100 4.3 Sec 5.6 Sec 6.3 Sec 6.5 Sec 7.1 Sec 7.9 Sec 8.6 Sec 10.9 Sec
95 4.6 Sec 5.9 Sec 6.6 Sec 6.9 Sec 7.4 Sec 8.3 Sec 9.0 Sec 11.4 Sec
90 4.8 Sec 6.2 Sec 7.0 Sec 7.3 Sec 7.9 Sec 8.7 Sec 9.5 Sec 12.1 Sec
S 85 5.1 Sec 6.6 Sec 7.4 Sec 7.7 Sec 8.3 Sec 9.2 Sec 10.1 Sec 12.8 Sec
C 80 5.5 Sec 7.0 Sec 7.9 Sec 8.2 Sec 8.8 Sec 9.8 Sec 10.7 Sec 13.6 Sec
A 75 5.8 Sec 7.4 Sec 8.4 Sec 8.7 Sec 9.4 Sec 10.5 Sec 11.4 Sec 14.5 Sec
L 70 6.2 Sec 8.0 Sec 9.0 Sec 9.4 Sec 10.1 Sec 11.2 Sec 12.2 Sec 15.5 Sec
E 65 6.7 Sec 8.6 Sec 9.7 Sec 10.1 Sec 10.9 Sec 12.1 Sec 13.2 Sec 16.7 Sec
60 7.3.Sec 9.3 Sec 10.5 Sec 10.9 Sec 11.8 Sec 13.1 Sec 14.3 Sec 18.1 Sec
S 55 7.9 Sec 10.1 Sec 11.4 Sec 11.9 Sec 12.9 Sec 14.3 Sec 15.6 Sec 19.7 Sec
P 50 8.7 Sec 11.1 Sec 12.6 Sec 13.1 Sec 14.1 Sec 15.7 Sec 17.1 Sec 21.7 Sec
E 45 9.7 Sec 12.4 Sec 14.0 Sec 14.5 Sec 15.7 Sec 17.5 Sec 19.0 Sec 24.1 Sec
E 40 10.9 Sec 13.9 Sec 15.7 Sec 16.4 Sec 17.7 Sec 19.6 Sec 21.4 Sec 27.1 Sec
D 35 12.5 Sec 15.9 Sec 18.0 Sec 18.7 Sec 20.2 Sec 22.4 Sec 24.5 Sec 31.0 Sec
30 14.5 Sec 18.6 Sec 20.9 Sec 21.8 Sec 23.6 Sec 26.2 Sec 28.6 Sec 36.2 Sec
25 17.5 Sec 22.3 Sec 25.1 Sec 26.2 Sec 28.3 Sec 31.4 Sec 34.3 Sec 43.4 Sec
20 21.8 Sec 27.8 Sec 31.4 Sec 32.7 Sec 35.3 Sec 39.3 Sec 42.8 Sec 54.3 Sec
15 29.1 Sec 37.1 Sec 41.9 Sec 43.6 Sec 47.1 Sec 52.4 Sec 57.1 Sec 72.4 Sec
10 43.6 Sec 55.7 Sec 62.8 Sec 65.5 Sec 70.7 Sec 78.5 Sec 85.7 Sec 108.5 Sec
5 87.3 Sec 111.4 Sec 125.7 Sec 130.9 Sec 141.4 Sec 157.1 Sec 171.4 Sec 217.1 Sec

Using OPS mode programming and start by setting CVs 2 thru 6 to "0". 

Next get locomotive creeping; read throttle setting (DT throttle reads in %); multiply 255 X throttle reading/100 - use result as starting point for CV2; make fine adjustments to CV2 until you are satisfied with starting speed. Note: 255 will provide the maximum available voltage to the motor, you are determining the percentage of available voltage the will provide the desired result.

Now get locomotive operating at 100 scale miles per hour.

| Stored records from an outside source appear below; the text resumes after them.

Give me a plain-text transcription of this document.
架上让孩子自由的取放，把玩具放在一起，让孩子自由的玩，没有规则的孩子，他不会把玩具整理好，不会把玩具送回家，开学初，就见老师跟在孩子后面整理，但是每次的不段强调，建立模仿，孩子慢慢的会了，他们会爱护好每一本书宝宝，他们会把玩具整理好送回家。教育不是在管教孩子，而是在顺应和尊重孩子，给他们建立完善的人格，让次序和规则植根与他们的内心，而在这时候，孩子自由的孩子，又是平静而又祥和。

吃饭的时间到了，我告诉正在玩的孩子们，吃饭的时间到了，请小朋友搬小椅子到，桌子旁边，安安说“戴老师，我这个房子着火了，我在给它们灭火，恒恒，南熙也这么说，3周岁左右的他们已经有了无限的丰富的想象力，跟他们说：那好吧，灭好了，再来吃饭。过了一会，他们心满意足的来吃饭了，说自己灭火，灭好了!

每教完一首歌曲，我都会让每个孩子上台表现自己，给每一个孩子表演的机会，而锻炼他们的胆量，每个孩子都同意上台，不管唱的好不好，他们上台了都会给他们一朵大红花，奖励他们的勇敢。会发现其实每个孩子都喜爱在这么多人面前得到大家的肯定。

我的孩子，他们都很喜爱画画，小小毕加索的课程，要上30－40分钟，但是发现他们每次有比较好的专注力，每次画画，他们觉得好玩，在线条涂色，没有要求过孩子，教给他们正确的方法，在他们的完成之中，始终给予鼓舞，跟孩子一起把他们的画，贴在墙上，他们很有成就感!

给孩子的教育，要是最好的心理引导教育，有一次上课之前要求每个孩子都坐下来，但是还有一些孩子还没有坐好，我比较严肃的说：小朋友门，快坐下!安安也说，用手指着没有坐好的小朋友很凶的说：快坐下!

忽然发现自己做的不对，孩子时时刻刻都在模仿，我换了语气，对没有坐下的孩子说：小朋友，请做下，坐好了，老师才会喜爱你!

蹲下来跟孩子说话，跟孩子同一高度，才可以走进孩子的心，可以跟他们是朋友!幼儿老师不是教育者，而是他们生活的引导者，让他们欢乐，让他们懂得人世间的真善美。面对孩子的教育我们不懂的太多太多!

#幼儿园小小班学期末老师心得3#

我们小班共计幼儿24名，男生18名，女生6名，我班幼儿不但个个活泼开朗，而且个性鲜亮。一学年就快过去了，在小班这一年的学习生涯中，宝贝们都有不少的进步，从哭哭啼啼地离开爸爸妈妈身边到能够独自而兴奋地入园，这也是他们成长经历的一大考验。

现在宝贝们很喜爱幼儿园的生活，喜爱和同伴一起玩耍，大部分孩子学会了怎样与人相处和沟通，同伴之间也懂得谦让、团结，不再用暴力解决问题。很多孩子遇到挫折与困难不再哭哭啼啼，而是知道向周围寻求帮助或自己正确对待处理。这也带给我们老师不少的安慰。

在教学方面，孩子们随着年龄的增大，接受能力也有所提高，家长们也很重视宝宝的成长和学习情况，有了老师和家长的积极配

Using the same procedure (as above) to calculate a maximum speed starting point and enter it into Vmax CV 5; make fine adjustments until satisfied. If needed, use Vmid (CV 6) to get closer to a linear speed table.

Occasionally you will find a yard switcher or heavy freight steam loco that will not reach 100 smph even when CV5=255. When this happens CV6 set the mid range to be accurate at a more prototypical speed like 60 smph.

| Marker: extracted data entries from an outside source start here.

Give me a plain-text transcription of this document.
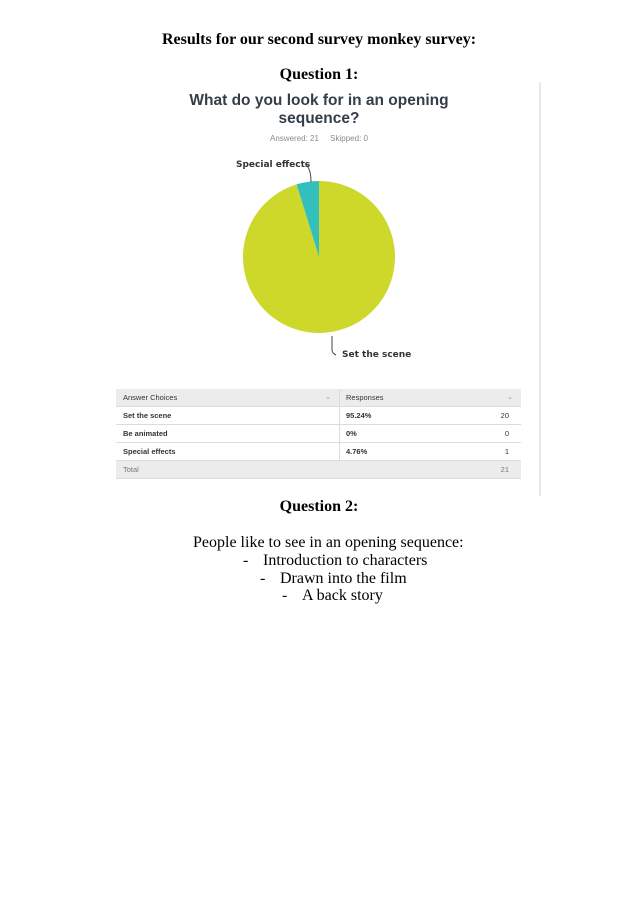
Results for our second survey monkey survey:
Question 1:
What do you look for in an opening
sequence?
Answered: 21 Skipped: 0
Special effects
Set the scene
Answer Choices	⌄ Responses	⌄
Set the scene	95.24%	20
Be animated	0%	0
Special effects	4.76%	1
Total	21
Question 2:
People like to see in an opening sequence:
- Introduction to characters
- Drawn into the film
- A back story
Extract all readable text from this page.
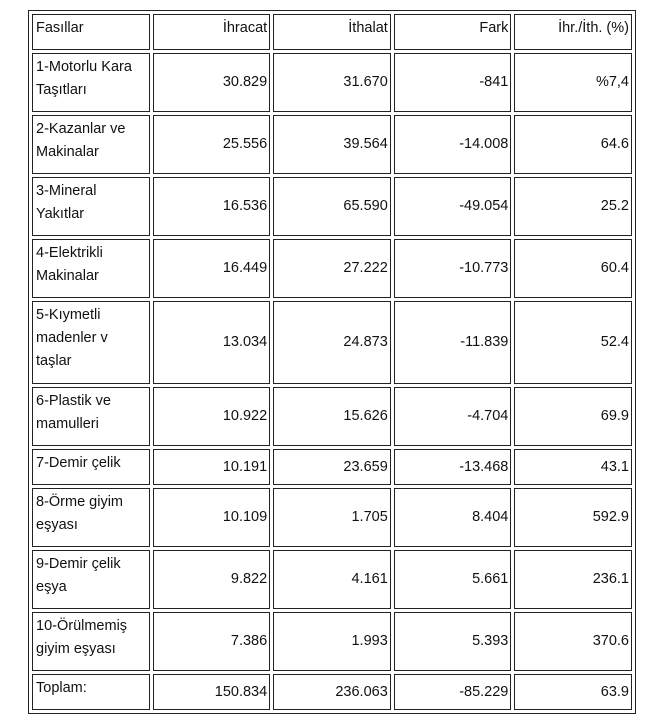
Fasıllar	İhracat	İthalat	Fark	İhr./İth. (%)
1-Motorlu Kara Taşıtları	30.829	31.670	-841	%7,4
2-Kazanlar ve Makinalar	25.556	39.564	-14.008	64.6
3-Mineral Yakıtlar	16.536	65.590	-49.054	25.2
4-Elektrikli Makinalar	16.449	27.222	-10.773	60.4
5-Kıymetli madenler v taşlar	13.034	24.873	-11.839	52.4
6-Plastik ve mamulleri	10.922	15.626	-4.704	69.9
7-Demir çelik	10.191	23.659	-13.468	43.1
8-Örme giyim eşyası	10.109	1.705	8.404	592.9
9-Demir çelik eşya	9.822	4.161	5.661	236.1
10-Örülmemiş giyim eşyası	7.386	1.993	5.393	370.6
Toplam:	150.834	236.063	-85.229	63.9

In real life passenger trains rarely exceeded 100mph, freights 70mph, and locals or yard switchers 40mph. From looking at the chart, the easiest speed to time and also have a realistic top speed is 70smph (scale miles per hour).

The acceleration rate (CV03) can be set to simulate train weight. Deceleration is the rate at which the decoder decreases speed from one speed step to the next in response to a new decrease speed command. The deceleration rate (CV04) can be used to simulate inertia. Just like the prototype, you can set your locomotives to get off to a slow start because of a heavy load and to take a long time to come to a stop because of the inertia of the train once it is moving. You'll probably also want to set CV's 03 and 04 to a value of 1 so you get some but not too much acceleration and deceleration.

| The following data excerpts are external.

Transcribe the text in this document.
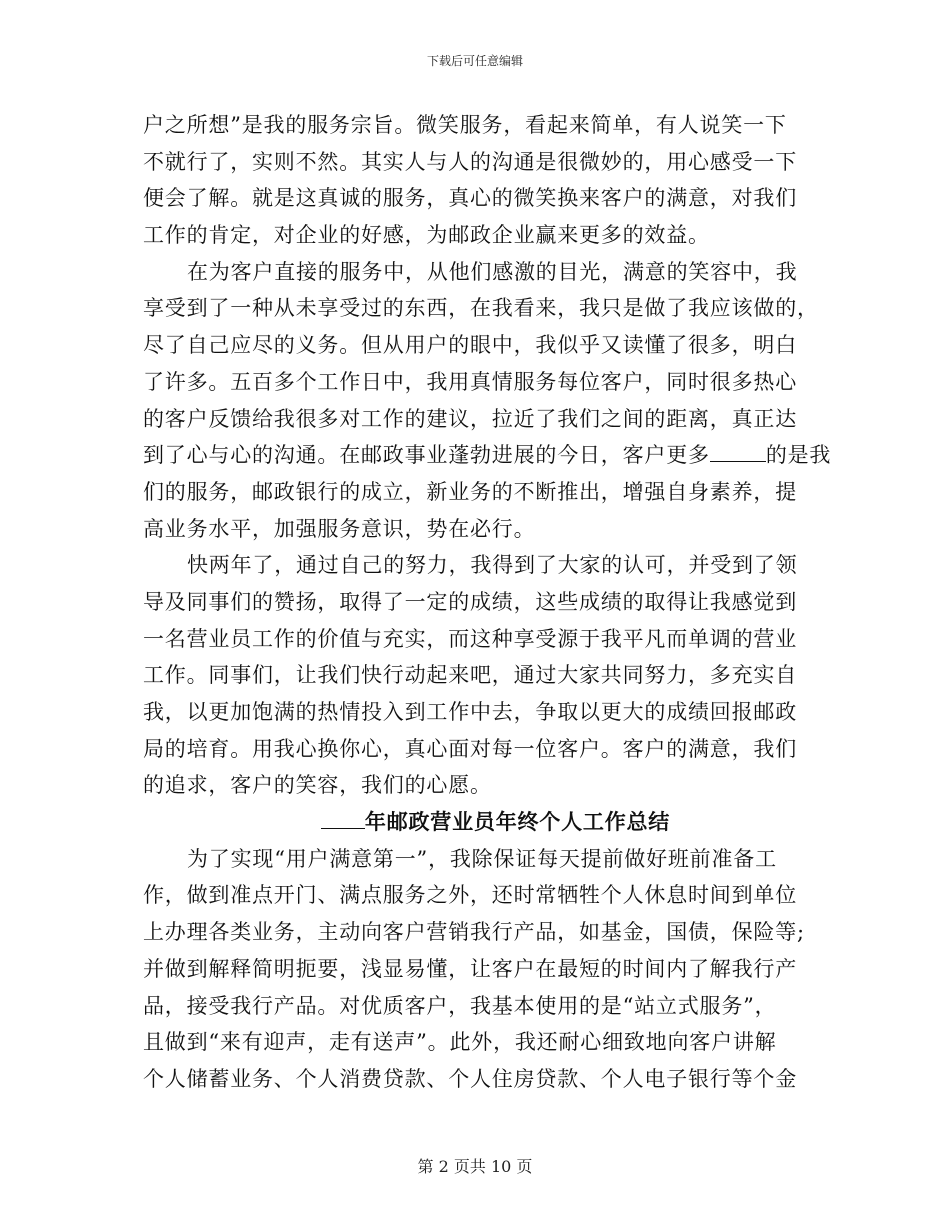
下载后可任意编辑
户之所想”是我的服务宗旨。微笑服务，看起来简单，有人说笑一下
不就行了，实则不然。其实人与人的沟通是很微妙的，用心感受一下
便会了解。就是这真诚的服务，真心的微笑换来客户的满意，对我们
工作的肯定，对企业的好感，为邮政企业赢来更多的效益。
在为客户直接的服务中，从他们感激的目光，满意的笑容中，我
享受到了一种从未享受过的东西，在我看来，我只是做了我应该做的，
尽了自己应尽的义务。但从用户的眼中，我似乎又读懂了很多，明白
了许多。五百多个工作日中，我用真情服务每位客户，同时很多热心
的客户反馈给我很多对工作的建议，拉近了我们之间的距离，真正达
到了心与心的沟通。在邮政事业蓬勃进展的今日，客户更多	的是我
们的服务，邮政银行的成立，新业务的不断推出，增强自身素养，提
高业务水平，加强服务意识，势在必行。
快两年了，通过自己的努力，我得到了大家的认可，并受到了领
导及同事们的赞扬，取得了一定的成绩，这些成绩的取得让我感觉到
一名营业员工作的价值与充实，而这种享受源于我平凡而单调的营业
工作。同事们，让我们快行动起来吧，通过大家共同努力，多充实自
我，以更加饱满的热情投入到工作中去，争取以更大的成绩回报邮政
局的培育。用我心换你心，真心面对每一位客户。客户的满意，我们
的追求，客户的笑容，我们的心愿。
年邮政营业员年终个人工作总结
为了实现“用户满意第一”，我除保证每天提前做好班前准备工
作，做到准点开门、满点服务之外，还时常牺牲个人休息时间到单位
上办理各类业务，主动向客户营销我行产品，如基金，国债，保险等;
并做到解释简明扼要，浅显易懂，让客户在最短的时间内了解我行产
品，接受我行产品。对优质客户，我基本使用的是“站立式服务”，
且做到“来有迎声，走有送声”。此外，我还耐心细致地向客户讲解
个人储蓄业务、个人消费贷款、个人住房贷款、个人电子银行等个金
第 2 页共 10 页
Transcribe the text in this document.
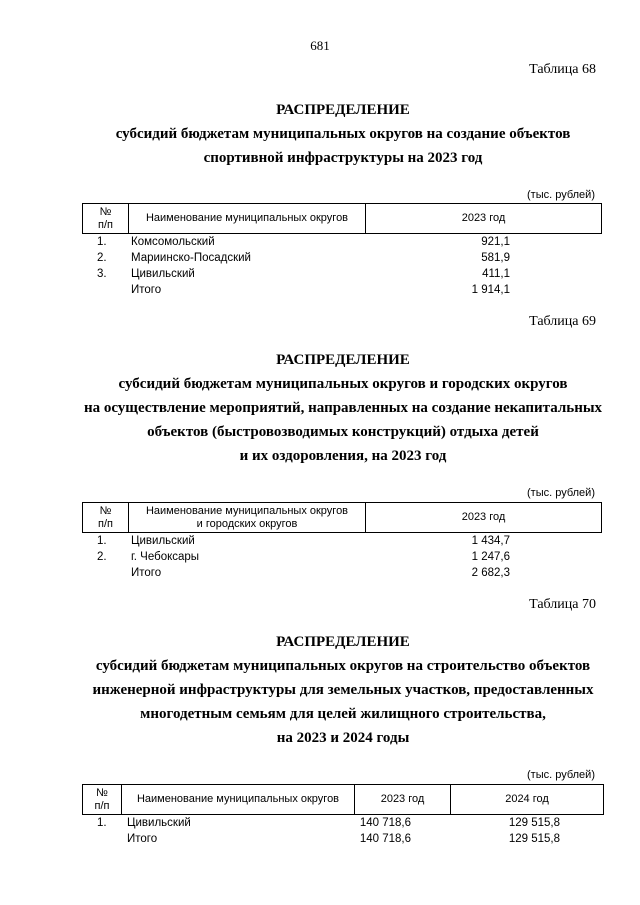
681
Таблица 68
РАСПРЕДЕЛЕНИЕ
субсидий бюджетам муниципальных округов на создание объектов
спортивной инфраструктуры на 2023 год
(тыс. рублей)
№
п/п
Наименование муниципальных округов	2023 год
1. Комсомольский	921,1
2. Мариинско-Посадский	581,9
3. Цивильский	411,1
Итого	1 914,1
Таблица 69
РАСПРЕДЕЛЕНИЕ
субсидий бюджетам муниципальных округов и городских округов
на осуществление мероприятий, направленных на создание некапитальных
объектов (быстровозводимых конструкций) отдыха детей
и их оздоровления, на 2023 год
(тыс. рублей)
№
п/п
Наименование муниципальных округов
и городских округов
2023 год
1. Цивильский	1 434,7
2. г. Чебоксары	1 247,6
Итого	2 682,3
Таблица 70
РАСПРЕДЕЛЕНИЕ
субсидий бюджетам муниципальных округов на строительство объектов
инженерной инфраструктуры для земельных участков, предоставленных
многодетным семьям для целей жилищного строительства,
на 2023 и 2024 годы
(тыс. рублей)
№
п/п
Наименование муниципальных округов	2023 год	2024 год
1. Цивильский	140 718,6	129 515,8
Итого	140 718,6	129 515,8
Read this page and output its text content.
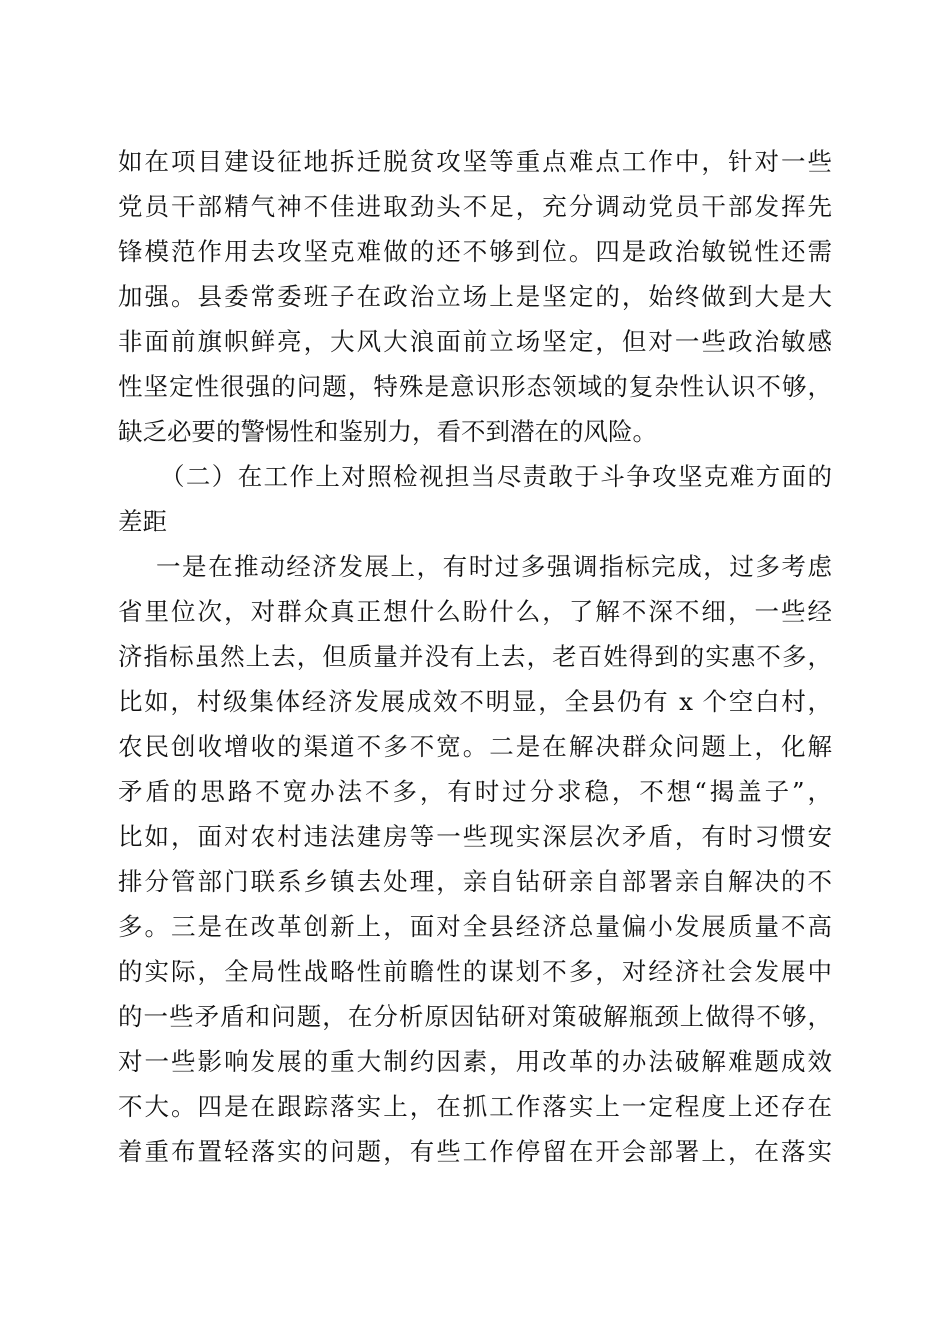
如在项目建设征地拆迁脱贫攻坚等重点难点工作中，针对一些
党员干部精气神不佳进取劲头不足，充分调动党员干部发挥先
锋模范作用去攻坚克难做的还不够到位。四是政治敏锐性还需
加强。县委常委班子在政治立场上是坚定的，始终做到大是大
非面前旗帜鲜亮，大风大浪面前立场坚定，但对一些政治敏感
性坚定性很强的问题，特殊是意识形态领域的复杂性认识不够，
缺乏必要的警惕性和鉴别力，看不到潜在的风险。
（二）在工作上对照检视担当尽责敢于斗争攻坚克难方面的
差距
一是在推动经济发展上，有时过多强调指标完成，过多考虑
省里位次，对群众真正想什么盼什么，了解不深不细，一些经
济指标虽然上去，但质量并没有上去，老百姓得到的实惠不多，
比如，村级集体经济发展成效不明显，全县仍有 x 个空白村，
农民创收增收的渠道不多不宽。二是在解决群众问题上，化解
矛盾的思路不宽办法不多，有时过分求稳，不想“揭盖子”，
比如，面对农村违法建房等一些现实深层次矛盾，有时习惯安
排分管部门联系乡镇去处理，亲自钻研亲自部署亲自解决的不
多。三是在改革创新上，面对全县经济总量偏小发展质量不高
的实际，全局性战略性前瞻性的谋划不多，对经济社会发展中
的一些矛盾和问题，在分析原因钻研对策破解瓶颈上做得不够，
对一些影响发展的重大制约因素，用改革的办法破解难题成效
不大。四是在跟踪落实上，在抓工作落实上一定程度上还存在
着重布置轻落实的问题，有些工作停留在开会部署上，在落实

CV54 allows you to use the F6 button to select "switching speed". By setting CV 54 to 1, the decoder will drop the top speed of the locomotive and partially negates acceleration for switching work.

Finally, always remember to Exit from programming mode by pressing the EXIT button.